Teröre sebep olan, onu besleyen, teşvik eden her kim varsa
Allah’ın azabı ebediyyen onların üzerine olsun.
Hemen her terör saldırısında olduğu gibi Fransa’nın Nice şehrindeki
terör saldırısında da yine masumlar zarar gördü. 100’e yakın
kişinin öldüğü bu terör saldırısını şiddetle kınıyoruz.
Dünya liderleri ve siyasetçiler de bu saldırıyı en ağır açıklamalarla kınadı. Farklı bir tavır beklemek de zaten mümkün değil. Ancak bu ve benzeri saldırılar terörün tamamen sona erdirilmesi için çok daha ciddî çalışmalar yapılması icabettiğini gösteriyor.
Komşumuz Suriye’den gelen sığınmacılardan çoçuk yaşta olan bir misafir özetle şöyle demişti: “Mülteci, muhacir, sığınmacı olmamızı istemiyorsanız ülkemizi rahat bırakın, bombalamayın, işgal etmeyin.”

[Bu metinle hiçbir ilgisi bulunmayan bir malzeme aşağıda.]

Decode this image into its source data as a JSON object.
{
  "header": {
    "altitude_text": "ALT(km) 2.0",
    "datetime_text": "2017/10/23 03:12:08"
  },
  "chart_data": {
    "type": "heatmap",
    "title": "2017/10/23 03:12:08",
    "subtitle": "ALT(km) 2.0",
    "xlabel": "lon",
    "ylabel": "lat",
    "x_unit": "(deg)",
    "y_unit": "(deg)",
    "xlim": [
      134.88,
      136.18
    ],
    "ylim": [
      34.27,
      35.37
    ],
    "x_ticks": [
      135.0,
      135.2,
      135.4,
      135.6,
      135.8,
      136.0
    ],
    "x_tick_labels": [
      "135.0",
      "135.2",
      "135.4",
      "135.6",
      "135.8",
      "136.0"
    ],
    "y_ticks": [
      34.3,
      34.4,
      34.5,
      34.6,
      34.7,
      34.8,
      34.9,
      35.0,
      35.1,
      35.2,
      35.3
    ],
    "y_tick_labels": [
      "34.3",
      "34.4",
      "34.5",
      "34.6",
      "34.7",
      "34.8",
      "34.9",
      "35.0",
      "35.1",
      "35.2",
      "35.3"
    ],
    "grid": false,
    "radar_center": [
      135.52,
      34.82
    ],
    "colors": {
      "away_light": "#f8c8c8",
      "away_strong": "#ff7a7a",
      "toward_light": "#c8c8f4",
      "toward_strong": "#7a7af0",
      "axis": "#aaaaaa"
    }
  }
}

İşin özünde ve temelinde bu mesele var. Anarşi, terör ve mülteci gibi meselelerin olması istenmiyorsa ülkeler hasîs menfaatler için işgal edilmeyecek. Hür dünya, demokrasi ve maddî refahı sadece kendisi için değil, dünya için de istemedikçe terörü, fakirliği ve cahilliği mağlûp etmek mümkün olmaz. Suriye ya da benzer ülkelerde yarım asır devam eden ‘millete rağmen idare’ler olduysa bunda zengin dünya ülkelerinin sorumluluğu yok mu?